There are quite a few very well-written articles on the web on Table partitioning. I can mention a few here:

Step 11 (The bonus step): Better-manage DBMS objects, Use TSQL templates

We all know that in order to better manage DBMS objects (Stored Procedures, Views, Triggers, Functions, etc.), it's important to follow a consistent structure while creating these. But, for many reasons (time constraints mainly), most of the time, we fail to maintain a consistent structure while developing these DBMS objects. So when code is debugged later for any performance related issue or a reported bug, it becomes a nightmare for any person to understand the code and find the possible causes.
To help you in this regard, I have developed some TSQL templates that you can use to develop DBMS objects using a consistent structure, within a short amount of time.
I've also imagined that there will be a person reviewing DBMS objects and routines created by the team. The review process helps in identifying issues that generally are missed by developers (say, best practices) due to work pressure or other issues, and the templates have a "REVIEW" section where the reviewer can put review information along with comments.
I've attached some sample templates of various DBMS objects in SQL Server. These are:
  • Template_StoredProcedure.txt: Template for developing Stored Procedures
  • Template_View.txt: Template for developing Views
  • Template_Trigger.txt: Template for developing Triggers
  • Template_ScalarFunction.txt: Template for developing Scalar functions
  • Template_TableValuedFunction.txt: Template for developing Table valued functions

How to create templates

At first, you need to create templates in your SQL Server Management Studio. To do this, you need to download the attached templates and follow the steps given below. I've used Template_StoredProcedure.txt for creating the Stored Procedure template. You can follow the same procedure to create the other templates.
  • Open SQL Server Management Studio and go to View->Template Explorer.
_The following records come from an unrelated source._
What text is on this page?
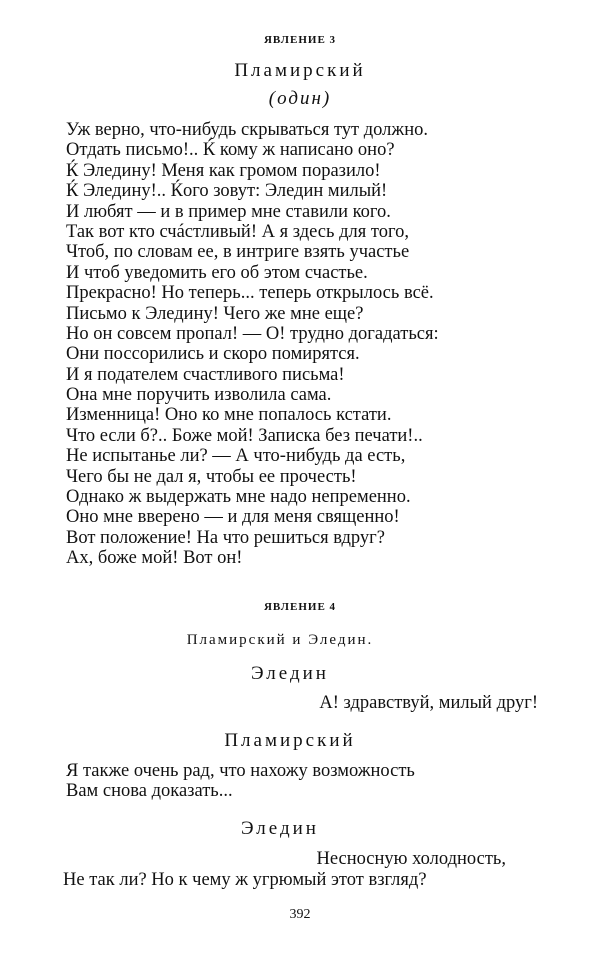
ЯВЛЕНИЕ 3
Пламирский
(один)
Уж верно, что-нибудь скрываться тут должно.
Отдать письмо!.. Ќ кому ж написано оно?
Ќ Эледину! Меня как громом поразило!
Ќ Эледину!.. Ќого зовут: Эледин милый!
И любят — и в пример мне ставили кого.
Так вот кто счáстливый! А я здесь для того,
Чтоб, по словам ее, в интриге взять участье
И чтоб уведомить его об этом счастье.
Прекрасно! Но теперь... теперь открылось всё.
Письмо к Элединy! Чего же мне еще?
Но он совсем пропал! — О! трудно догадаться:
Они поссорились и скоро помирятся.
И я подателем счастливого письма!
Она мне поручить изволила сама.
Изменница! Оно ко мне попалось кстати.
Что если б?.. Боже мой! Записка без печати!..
Не испытанье ли? — А что-нибудь да есть,
Чего бы не дал я, чтобы ее прочесть!
Однако ж выдержать мне надо непременно.
Оно мне вверено — и для меня священно!
Вот положение! На что решиться вдруг?
Ах, боже мой! Вот он!
ЯВЛЕНИЕ 4
Пламирский и Эледин.
Эледин
А! здравствуй, милый друг!
Пламирский
Я также очень рад, что нахожу возможность
Вам снова доказать...
Эледин
Несносную холодность,
Не так ли? Но к чему ж угрюмый этот взгляд?
392
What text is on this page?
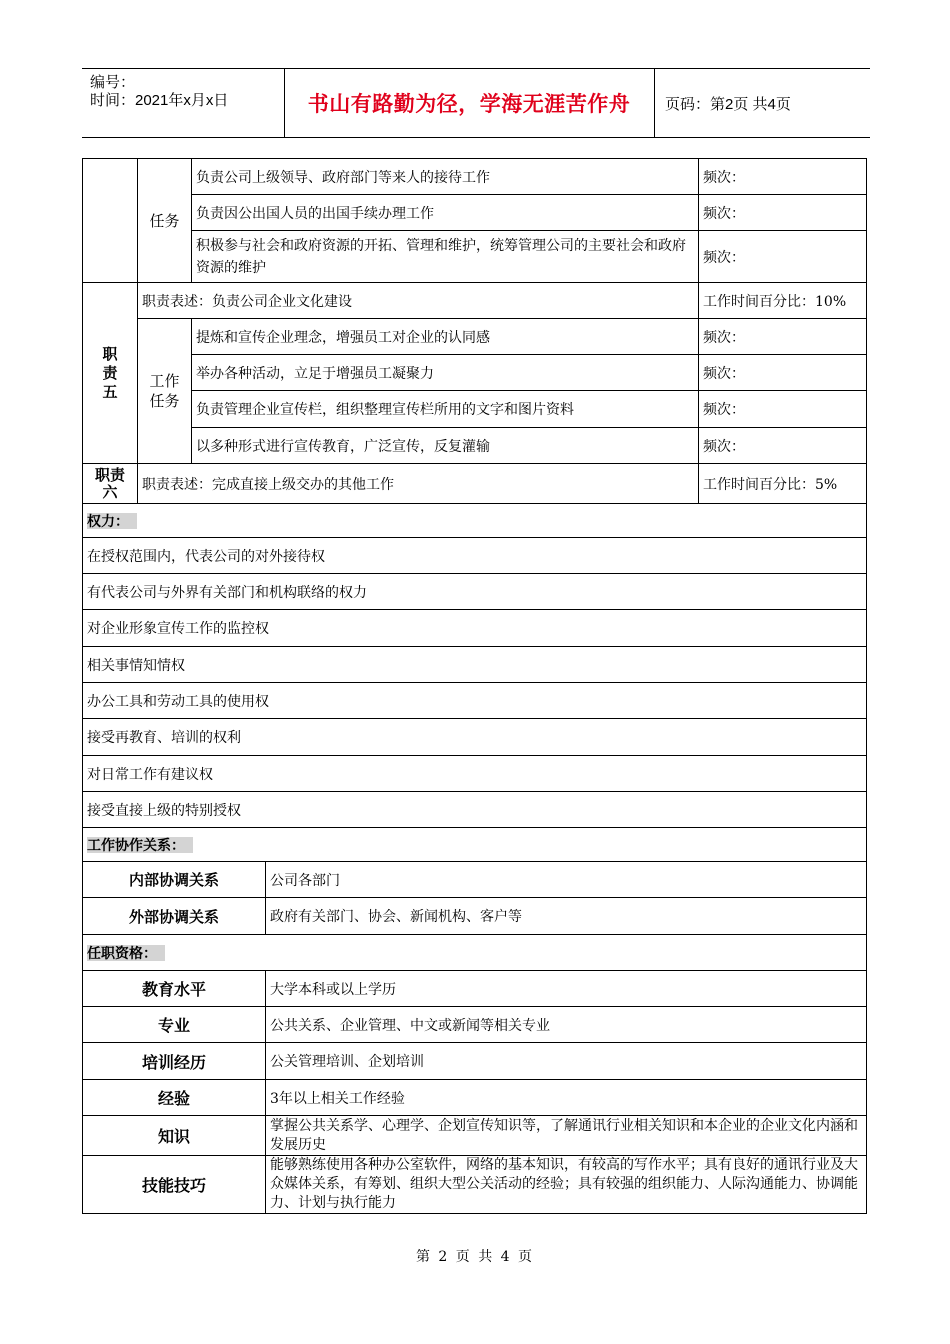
编号：
时间：2021年x月x日	书山有路勤为径，学海无涯苦作舟	页码：第2页 共4页
	任务	负责公司上级领导、政府部门等来人的接待工作		频次：
		负责因公出国人员的出国手续办理工作		频次：
		积极参与社会和政府资源的开拓、管理和维护，统筹管理公司的主要社会和政府资源的维护		频次：
职
责
五	职责表述：负责公司企业文化建设			工作时间百分比：10%
	工作
任务	提炼和宣传企业理念，增强员工对企业的认同感		频次：
		举办各种活动，立足于增强员工凝聚力		频次：
		负责管理企业宣传栏，组织整理宣传栏所用的文字和图片资料		频次：
		以多种形式进行宣传教育，广泛宣传，反复灌输		频次：
职责
六	职责表述：完成直接上级交办的其他工作			工作时间百分比：5%
权力：				
在授权范围内，代表公司的对外接待权				
有代表公司与外界有关部门和机构联络的权力				
对企业形象宣传工作的监控权				
相关事情知情权				
办公工具和劳动工具的使用权				
接受再教育、培训的权利				
对日常工作有建议权				
接受直接上级的特别授权				
工作协作关系：				
内部协调关系			公司各部门	
外部协调关系			政府有关部门、协会、新闻机构、客户等	
任职资格：				
教育水平			大学本科或以上学历	
专业			公共关系、企业管理、中文或新闻等相关专业	
培训经历			公关管理培训、企划培训	
经验			3年以上相关工作经验	
知识			掌握公共关系学、心理学、企划宣传知识等，了解通讯行业相关知识和本企业的企业文化内涵和发展历史	
技能技巧			能够熟练使用各种办公室软件，网络的基本知识，有较高的写作水平；具有良好的通讯行业及大众媒体关系，有筹划、组织大型公关活动的经验；具有较强的组织能力、人际沟通能力、协调能力、计划与执行能力	
第 2 页 共 4 页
  • Go to Template Explorer, "Stored Procedure" node, and expand it:

  • Rename the newly created blank template as follows:

  • Right click on the newly created template and open it in Edit mode, as follows:

  • SQL Server Management Studio will ask for credentials. Provide valid credentials, and press "Connect" to access the database instance and to edit the template.

  • Open the attached Template_StoredProcedure.txt in an editor, copy all the contents, and paste onto the template that is being edited in Management Studio:

  • Save the template by pressing the Save button in Management Studio:

How to use the templates

Well, after creating all the templates in SQL Server Management Studio, it's time to use them. I am showing how to use the Stored Procedure template here, but the procedure is the same for all the other templates
  • In Template Explorer, double click on the newly created Stored Procedure template:

  • SQL Server Management Studio will ask for valid credentials to use the template. Provide valid credentials and press "Connect".

  • After connecting successfully, the template will be opened in the editor for filling up the variables with appropriate values:

  • Specify the values for the template by clicking the following icon. Alternatively, you can press Ctrl+Shift+M to do the same.

  • Specify the parameter values and press "OK".

  • The template will be filled up with the provided values.

  • Select the target database where you would like to execute the Stored Procedure creation script, and press the Execute icon:

  • If everything is OK, the Stored procedure should be created successfully.
You can follow the above steps to create other DBMS objects (Functions, Views, Triggers, etc.).
I can promise that you can now create DBMS objects using templates in an easier manner, within a quick amount of time.